When the waters of the flood began to rise and every living thing scrambled toward the ark, a strange creature came to Noah's gate, the Lie.

The Lie asked to be admitted. Noah looked her over and shook his head. "Only pairs may enter here," he said. "Every creature must have a mate. Where is yours?"

The Lie had none. She had always worked alone.

She slipped back into the rising waters and searched the flooding plains for a companion. At last she met Vice. Lonely creatures, both of them. She invited Vice to come with her to the ark.

Vice was willing, but he drove a hard bargain. "I'll travel with you," he said, "but only on one condition. Everything you earn, you must give to me."

The Lie, desperate and out of time, agreed. And so the two of them walked up the ramp, claimed their place among the pairs, and were admitted. They survived the flood together.

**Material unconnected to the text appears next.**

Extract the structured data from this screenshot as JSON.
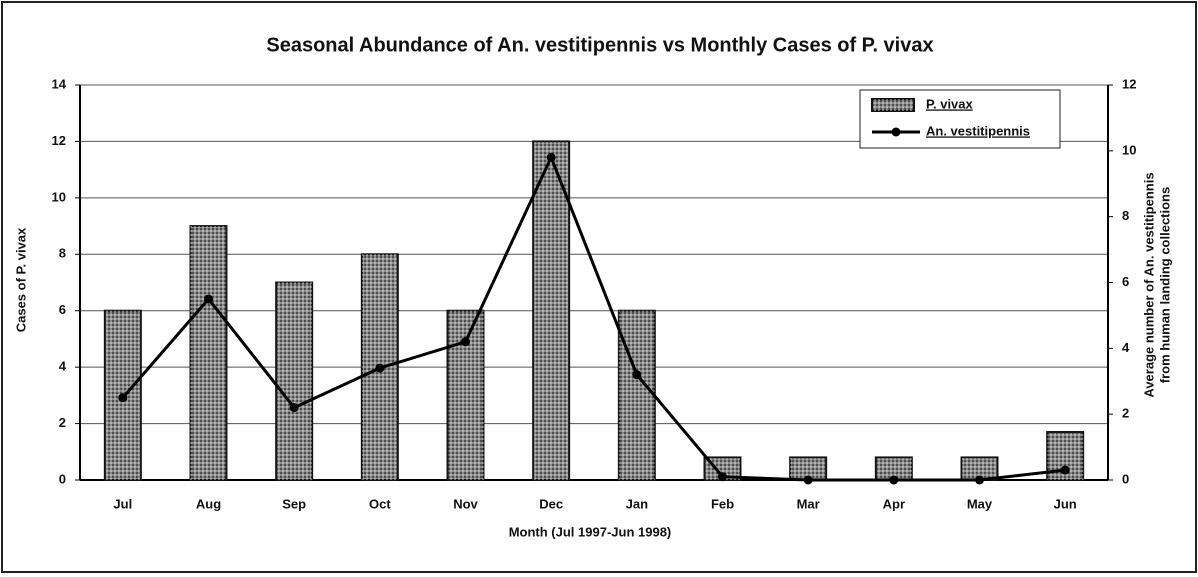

After the waters receded and the ark opened, the Lie realized what she had done. She began to earn and earn and earn. And all of it, every last coin, flowed straight to Vice. She tried to dissolve the partnership, but the terms had been signed before the flood, and there was no undoing them.

That is why, the midrash concludes, you will hear the old saying on the lips of every generation: what the Lie earns, Vice devours.

A parable small enough to fit in a pocket, and sharp enough to cut. A dishonest life may fill its purse for a season, but somewhere in the fine print it has already promised its wages away.